Bereits 1968 begann Antonio Skármeta fürs Fernsehen zu arbeiten, so in der Sendung „Libro abierto“ beim Sender der Universität Chile. Weitere Programme sollten folgen. Nach seiner Rückkehr aus dem Exil schuf er „El Show de los libros“, die in Chile sehr beliebt war und auch in anderen Ländern Lateinamerikas und in den USA ausgestrahlt wurde.

Doch sein wichtigtes Metier wurde und blieb das Schreiben. Im Jahr 1967 erschien ein erster Band mit Erzählungen „El entusiasmo“. Sein zweites Buch „Desnudo en el tejado“ (das auch „Der Radfahrer vom San Cristóbal“ enthielt) gewann 1969 den Preis der Casa de las Américas. 2015 erschien sein letzter Erzählungsband „Libertad de movimiento“.

Während seines Exils in Westberlin erweiterte Antonio Skármeta sein literarisches Spektrum und begann, Romane zu schreiben. Insgesamt erschienen zehn Romane von ihm, von „Soñé que la nieve ardía“ (Ich träumte, der Schnee brennt) über „Insurrección“ (Der Aufstand), „La boda del poeta“ (Die Hochzeit des Dichters) bis zu „Los días del arco iris“ (Die Tage des Regenbogens).

Skármeta  war ein viel geehrter Künstler.
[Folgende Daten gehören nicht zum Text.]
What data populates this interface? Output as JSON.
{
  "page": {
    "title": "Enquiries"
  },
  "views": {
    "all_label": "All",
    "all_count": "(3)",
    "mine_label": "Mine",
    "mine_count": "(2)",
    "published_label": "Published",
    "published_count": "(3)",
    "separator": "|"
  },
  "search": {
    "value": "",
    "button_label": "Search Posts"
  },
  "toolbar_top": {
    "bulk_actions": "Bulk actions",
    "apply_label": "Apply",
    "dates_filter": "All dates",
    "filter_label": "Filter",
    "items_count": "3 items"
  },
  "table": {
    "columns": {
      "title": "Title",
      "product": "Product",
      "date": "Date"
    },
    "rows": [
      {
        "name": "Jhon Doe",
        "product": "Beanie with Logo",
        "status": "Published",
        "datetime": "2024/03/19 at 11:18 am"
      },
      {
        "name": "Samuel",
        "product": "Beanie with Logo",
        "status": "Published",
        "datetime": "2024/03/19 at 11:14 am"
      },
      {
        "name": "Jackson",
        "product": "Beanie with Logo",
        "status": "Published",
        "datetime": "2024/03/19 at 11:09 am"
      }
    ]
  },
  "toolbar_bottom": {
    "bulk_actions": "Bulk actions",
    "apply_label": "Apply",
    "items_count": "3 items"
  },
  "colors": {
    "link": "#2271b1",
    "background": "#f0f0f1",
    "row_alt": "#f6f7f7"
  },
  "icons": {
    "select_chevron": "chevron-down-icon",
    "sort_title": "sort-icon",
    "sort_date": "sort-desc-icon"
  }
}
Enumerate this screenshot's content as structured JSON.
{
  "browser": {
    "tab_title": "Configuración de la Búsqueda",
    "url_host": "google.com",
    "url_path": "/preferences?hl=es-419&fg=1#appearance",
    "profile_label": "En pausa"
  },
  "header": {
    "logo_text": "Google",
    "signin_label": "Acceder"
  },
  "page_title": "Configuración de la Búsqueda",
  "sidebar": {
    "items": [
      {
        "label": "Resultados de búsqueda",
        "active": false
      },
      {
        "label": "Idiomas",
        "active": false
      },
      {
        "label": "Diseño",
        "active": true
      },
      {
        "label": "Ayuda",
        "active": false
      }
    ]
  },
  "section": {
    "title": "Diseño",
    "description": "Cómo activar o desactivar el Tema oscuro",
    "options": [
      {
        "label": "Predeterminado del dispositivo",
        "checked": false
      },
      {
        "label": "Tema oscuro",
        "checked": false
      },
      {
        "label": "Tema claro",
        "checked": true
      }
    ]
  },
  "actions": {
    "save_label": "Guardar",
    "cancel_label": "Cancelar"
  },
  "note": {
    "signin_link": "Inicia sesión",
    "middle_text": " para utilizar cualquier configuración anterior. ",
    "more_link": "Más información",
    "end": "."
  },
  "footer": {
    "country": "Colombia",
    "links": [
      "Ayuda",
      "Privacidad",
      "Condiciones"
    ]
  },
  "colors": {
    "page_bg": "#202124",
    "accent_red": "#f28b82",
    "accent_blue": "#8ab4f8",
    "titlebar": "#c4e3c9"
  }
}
Dem Preis der Casa de Las Américas sollten noch zahlreiche andere Ehrungen folgen – Premio Altazor, Premio Planeta, die Goethemedaille und der Órden al Mérito Artístico y Cultural Pablo Neruda, um nur einige zu nennen. Nicht zu vergessen der Nationale Literaturpreis Chiles, der ihm 2014 verliehen wurde.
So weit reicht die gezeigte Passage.